The general public thinks of cows as placid, but they can be unpredictable.
“She may have been wanting to play with me,” said the 30-something, fourth-generation dairy person. “But she was much bigger than I was.”
Bindi to the rescue, a rescue that won her national laurels: Sunday, Jan. 11, at the U.S. Farm Bureau annual convention, the Otsego County native was Farm Dog of the Year.
“Git around,” said Galley, and the 3-year-old Australian sheep dog did what’s she’s trained to do.
She leaped into the pen and, barking and dashing, had soon moved the cows, including the balky heifer, to the other side of the enclosure.
Her grateful owner pulled herself to her feet, safe.
So when the Farm Bureau was promoting applications to its Farm Dog competition, Sonya was on it.
Last September, she got word: Out of 90 nominations, Bindi had won, only the fourth winner of a prize created in 2018. “I had to keep it secret” until last week’s announcement, Galley said.
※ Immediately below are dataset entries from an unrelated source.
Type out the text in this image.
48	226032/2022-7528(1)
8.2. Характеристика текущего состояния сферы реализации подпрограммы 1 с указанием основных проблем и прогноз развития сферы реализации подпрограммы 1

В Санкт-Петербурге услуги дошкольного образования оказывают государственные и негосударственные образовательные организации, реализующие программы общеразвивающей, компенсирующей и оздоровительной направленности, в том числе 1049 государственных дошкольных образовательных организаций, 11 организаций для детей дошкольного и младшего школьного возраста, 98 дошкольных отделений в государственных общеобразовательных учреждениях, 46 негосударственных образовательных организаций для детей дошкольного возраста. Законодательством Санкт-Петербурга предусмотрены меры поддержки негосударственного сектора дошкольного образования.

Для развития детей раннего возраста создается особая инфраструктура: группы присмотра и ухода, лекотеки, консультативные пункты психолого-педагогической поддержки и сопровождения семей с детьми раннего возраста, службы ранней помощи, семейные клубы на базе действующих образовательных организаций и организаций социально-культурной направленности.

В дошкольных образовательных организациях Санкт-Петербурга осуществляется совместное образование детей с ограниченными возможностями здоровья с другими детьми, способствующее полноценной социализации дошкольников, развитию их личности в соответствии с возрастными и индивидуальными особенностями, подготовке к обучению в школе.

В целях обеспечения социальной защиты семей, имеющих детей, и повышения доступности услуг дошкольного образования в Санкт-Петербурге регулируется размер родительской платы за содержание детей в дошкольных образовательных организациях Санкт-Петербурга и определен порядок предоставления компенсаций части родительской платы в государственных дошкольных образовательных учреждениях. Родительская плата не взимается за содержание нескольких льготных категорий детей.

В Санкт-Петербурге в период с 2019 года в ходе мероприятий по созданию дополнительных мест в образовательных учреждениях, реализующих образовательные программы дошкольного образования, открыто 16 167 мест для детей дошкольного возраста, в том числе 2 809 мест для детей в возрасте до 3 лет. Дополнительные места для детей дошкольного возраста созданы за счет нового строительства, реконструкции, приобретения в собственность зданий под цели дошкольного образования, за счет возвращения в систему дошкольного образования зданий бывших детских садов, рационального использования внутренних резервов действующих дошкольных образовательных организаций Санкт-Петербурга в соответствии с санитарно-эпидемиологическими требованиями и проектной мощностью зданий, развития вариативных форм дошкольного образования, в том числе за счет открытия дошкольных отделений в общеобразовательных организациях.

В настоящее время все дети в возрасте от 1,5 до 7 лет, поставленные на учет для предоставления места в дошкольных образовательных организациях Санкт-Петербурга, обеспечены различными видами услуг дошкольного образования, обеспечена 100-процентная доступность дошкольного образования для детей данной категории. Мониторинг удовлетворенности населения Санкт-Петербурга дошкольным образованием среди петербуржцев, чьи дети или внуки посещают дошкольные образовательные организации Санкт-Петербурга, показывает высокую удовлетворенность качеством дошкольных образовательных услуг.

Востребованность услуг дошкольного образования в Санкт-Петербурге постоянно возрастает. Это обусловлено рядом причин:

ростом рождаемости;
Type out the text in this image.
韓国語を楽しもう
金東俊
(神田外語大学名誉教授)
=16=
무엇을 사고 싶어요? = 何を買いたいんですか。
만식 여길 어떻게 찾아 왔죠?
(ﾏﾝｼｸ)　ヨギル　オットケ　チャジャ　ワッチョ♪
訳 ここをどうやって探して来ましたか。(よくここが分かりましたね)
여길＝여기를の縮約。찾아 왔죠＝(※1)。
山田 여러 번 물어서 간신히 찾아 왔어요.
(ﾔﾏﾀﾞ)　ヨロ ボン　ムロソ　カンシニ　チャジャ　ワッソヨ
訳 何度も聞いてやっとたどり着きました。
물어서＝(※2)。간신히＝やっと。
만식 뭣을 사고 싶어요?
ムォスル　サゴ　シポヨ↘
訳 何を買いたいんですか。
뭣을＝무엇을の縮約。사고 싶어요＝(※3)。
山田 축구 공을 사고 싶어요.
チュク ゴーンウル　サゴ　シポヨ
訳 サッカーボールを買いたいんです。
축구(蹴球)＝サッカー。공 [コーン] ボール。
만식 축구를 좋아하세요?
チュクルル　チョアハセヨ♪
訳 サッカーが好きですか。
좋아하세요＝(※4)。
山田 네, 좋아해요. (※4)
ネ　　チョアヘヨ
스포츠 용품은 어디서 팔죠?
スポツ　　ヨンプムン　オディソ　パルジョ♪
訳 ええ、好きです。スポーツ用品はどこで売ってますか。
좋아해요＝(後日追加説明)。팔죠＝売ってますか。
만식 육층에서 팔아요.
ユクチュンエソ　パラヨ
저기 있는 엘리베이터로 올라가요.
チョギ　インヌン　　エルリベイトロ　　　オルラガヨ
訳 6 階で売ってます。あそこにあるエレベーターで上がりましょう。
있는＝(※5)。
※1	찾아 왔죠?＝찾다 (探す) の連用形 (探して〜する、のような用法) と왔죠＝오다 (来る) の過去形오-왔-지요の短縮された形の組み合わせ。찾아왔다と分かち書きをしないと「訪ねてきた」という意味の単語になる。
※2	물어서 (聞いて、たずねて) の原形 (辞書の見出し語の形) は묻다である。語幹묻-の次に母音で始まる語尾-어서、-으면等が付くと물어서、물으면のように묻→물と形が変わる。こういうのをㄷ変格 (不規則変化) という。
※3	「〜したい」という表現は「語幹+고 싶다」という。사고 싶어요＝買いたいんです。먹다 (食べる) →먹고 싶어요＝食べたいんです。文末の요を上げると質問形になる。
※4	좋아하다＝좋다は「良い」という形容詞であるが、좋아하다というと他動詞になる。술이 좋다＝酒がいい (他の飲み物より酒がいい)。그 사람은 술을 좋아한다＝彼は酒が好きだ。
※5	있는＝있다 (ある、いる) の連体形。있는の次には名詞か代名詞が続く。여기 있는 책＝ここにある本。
The contest is co-sponsored by Nestle Purina PetCare, which donated $5,000 in prize money for Bindi and four runners-up, plus a trophy plate and a year’s supply of dog food.
Purina Vice President of Sustainability Jack Scott said the company is proud to help farmers “steward their land” with the help “of their amazing dogs, who help enrich lives on and off the farm.”
Sonya helped mom Ziva, 9, whelp Bindi, so the two have been together from the beginning. The Aussie is helped with her farming duties by her mom, her younger sister Reese, 2, and her uncle Toby, 10.
The Australian sheep dog breed was actually developed in the American West, and the animals can’t stay still. “The dogs pretty much do what they’re bred to do,” said Glassey.
In addition to moving cows around pens – a Holstein heifer can weigh 800 pounds, so it’s no easy job – Bindi and Reese can help hurry the herd across the road to pasture during the summer, and can cut individual cows out of the herd, as necessary.
The Galley family has been in the Town of New Lisbon since 1972, when dad Dave moved up from Trout Creek, Delaware County. Sonya graduated from Morris Central, then from Morrisville
Ag & Tech, then received her four-year degree from Virginia.
From the start, “I always knew I’d do something around farming,” she said.
On learning of Bindi’s prize, the Galleys were looking forward to the Farm Bureau’s annual January convention: It was planned in San Diego.